Publication Data
Taming Hardware Event Samples for FDO Compilation
Abstract: Feedback-directed optimization (FDO) is effective in
improving application runtime performance, but has not been widely adopted due to the
tedious dual-compilation model, the difficulties in generating representative training
data sets, and the high runtime overhead of profile collection. The use of
hardware-event sampling to generate estimated edge profiles overcomes these drawbacks.

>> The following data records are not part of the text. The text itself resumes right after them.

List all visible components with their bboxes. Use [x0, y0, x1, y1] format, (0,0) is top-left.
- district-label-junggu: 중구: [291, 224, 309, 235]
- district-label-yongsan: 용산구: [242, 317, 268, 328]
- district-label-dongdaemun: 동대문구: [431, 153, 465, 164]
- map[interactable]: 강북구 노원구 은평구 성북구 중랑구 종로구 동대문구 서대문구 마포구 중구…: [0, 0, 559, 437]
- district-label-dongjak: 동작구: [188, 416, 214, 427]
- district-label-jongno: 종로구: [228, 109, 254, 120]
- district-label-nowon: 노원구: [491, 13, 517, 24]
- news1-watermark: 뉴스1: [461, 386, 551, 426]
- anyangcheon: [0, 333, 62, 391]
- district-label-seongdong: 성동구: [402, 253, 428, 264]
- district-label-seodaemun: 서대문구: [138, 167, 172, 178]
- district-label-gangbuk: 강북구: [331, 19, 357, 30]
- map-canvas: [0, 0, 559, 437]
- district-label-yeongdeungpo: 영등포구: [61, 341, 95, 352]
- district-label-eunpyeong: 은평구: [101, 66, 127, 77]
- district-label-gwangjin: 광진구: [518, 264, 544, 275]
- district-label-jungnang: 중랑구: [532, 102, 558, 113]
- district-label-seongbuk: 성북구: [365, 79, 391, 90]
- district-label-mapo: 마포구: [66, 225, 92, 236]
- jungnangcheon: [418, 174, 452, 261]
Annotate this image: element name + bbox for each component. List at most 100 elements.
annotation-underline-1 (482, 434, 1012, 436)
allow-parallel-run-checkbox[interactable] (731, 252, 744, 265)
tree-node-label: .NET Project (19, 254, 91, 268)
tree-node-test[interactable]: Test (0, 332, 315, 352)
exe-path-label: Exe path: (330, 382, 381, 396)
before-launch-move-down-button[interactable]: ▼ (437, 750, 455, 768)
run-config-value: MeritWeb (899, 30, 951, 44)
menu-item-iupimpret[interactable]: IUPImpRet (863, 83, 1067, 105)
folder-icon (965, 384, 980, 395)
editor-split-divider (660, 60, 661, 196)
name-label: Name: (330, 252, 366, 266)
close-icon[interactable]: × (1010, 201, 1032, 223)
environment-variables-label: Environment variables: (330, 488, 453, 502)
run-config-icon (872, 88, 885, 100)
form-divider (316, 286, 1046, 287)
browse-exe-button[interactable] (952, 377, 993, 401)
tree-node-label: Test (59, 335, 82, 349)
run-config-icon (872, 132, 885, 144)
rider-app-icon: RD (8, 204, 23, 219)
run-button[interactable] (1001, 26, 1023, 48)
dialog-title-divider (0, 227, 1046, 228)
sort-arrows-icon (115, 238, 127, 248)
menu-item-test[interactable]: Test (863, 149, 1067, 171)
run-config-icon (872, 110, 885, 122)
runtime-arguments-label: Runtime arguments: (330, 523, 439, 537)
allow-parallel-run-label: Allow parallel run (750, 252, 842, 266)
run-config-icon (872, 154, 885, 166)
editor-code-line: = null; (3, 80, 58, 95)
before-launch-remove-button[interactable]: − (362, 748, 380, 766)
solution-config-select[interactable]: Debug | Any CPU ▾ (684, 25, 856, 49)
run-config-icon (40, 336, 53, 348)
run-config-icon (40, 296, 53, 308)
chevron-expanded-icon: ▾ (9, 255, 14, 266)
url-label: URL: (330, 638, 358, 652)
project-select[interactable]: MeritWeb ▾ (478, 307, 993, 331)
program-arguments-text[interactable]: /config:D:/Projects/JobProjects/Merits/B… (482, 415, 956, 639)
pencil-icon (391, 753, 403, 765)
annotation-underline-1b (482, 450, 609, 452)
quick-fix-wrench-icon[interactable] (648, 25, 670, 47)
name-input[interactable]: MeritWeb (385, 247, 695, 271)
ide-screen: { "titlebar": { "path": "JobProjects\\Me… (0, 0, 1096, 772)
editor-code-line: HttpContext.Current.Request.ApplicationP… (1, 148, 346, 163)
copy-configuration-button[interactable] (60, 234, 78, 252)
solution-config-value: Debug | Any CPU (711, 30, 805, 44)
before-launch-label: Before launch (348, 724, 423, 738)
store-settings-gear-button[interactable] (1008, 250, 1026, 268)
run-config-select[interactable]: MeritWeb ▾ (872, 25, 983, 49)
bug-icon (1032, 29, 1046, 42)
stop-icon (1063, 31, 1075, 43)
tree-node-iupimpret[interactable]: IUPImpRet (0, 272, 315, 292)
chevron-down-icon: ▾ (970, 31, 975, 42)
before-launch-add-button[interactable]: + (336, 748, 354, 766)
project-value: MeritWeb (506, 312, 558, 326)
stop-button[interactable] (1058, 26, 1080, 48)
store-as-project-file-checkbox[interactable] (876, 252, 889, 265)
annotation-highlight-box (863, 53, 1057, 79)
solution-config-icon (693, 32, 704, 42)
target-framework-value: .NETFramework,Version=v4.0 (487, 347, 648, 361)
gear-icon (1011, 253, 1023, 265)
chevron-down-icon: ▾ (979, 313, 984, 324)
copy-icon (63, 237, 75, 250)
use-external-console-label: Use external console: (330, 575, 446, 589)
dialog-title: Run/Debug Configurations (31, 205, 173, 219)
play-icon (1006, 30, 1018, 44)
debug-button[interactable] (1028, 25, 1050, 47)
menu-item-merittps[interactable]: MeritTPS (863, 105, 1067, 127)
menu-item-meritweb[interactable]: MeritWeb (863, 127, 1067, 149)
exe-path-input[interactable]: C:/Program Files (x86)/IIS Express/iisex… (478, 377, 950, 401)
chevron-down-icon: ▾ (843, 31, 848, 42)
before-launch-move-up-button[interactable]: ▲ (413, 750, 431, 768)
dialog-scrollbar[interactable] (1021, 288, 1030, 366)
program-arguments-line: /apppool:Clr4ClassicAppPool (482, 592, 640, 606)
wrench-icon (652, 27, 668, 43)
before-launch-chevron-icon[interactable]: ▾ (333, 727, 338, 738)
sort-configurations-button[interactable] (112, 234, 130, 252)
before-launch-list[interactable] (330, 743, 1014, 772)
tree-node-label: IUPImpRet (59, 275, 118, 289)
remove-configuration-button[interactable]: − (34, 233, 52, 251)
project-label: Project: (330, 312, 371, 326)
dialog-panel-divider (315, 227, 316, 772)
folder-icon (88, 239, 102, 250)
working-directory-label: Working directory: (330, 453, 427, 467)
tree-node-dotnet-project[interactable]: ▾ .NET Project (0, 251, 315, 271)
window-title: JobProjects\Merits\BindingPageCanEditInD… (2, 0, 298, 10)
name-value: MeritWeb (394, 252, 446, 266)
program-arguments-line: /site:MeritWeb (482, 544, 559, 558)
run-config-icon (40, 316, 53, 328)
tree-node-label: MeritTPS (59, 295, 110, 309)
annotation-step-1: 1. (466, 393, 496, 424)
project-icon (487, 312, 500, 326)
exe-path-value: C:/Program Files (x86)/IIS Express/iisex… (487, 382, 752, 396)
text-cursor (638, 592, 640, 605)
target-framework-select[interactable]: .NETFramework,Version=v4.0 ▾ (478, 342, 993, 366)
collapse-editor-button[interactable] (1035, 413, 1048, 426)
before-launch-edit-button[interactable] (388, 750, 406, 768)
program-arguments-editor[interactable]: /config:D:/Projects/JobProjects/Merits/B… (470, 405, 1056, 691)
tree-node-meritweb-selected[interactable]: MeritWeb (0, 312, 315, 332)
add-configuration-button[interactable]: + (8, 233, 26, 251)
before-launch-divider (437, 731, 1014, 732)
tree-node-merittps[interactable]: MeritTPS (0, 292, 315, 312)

Yet, hardware event samples are typically not precise at the instruction or basic-block
granularity. These inaccuracies lead to missed performance when compared to
instrumentation-based FDO. In this paper, we use multiple hardware event profiles and
supervised learning techniques to generate heuristics for improved precision of
basic-block-level sample profiles, and to further improve the smoothing algorithms used
to construct edge profiles. We demonstrate that sampling-based FDO can achieve an
average of 78% of the performance gains obtained using instrumentation-based exact edge
profiles for SPEC2000 benchmarks, matching or beating instrumentation-based FDO in many
cases. The overhead of collection is only 0.74% on average, while compiler based
instrumentation incurs 6.8%–53.5% overhead (and 10x overhead on an industrial web
search application), and dynamic instrumentation incurs 28.6%–1639.2% overhead.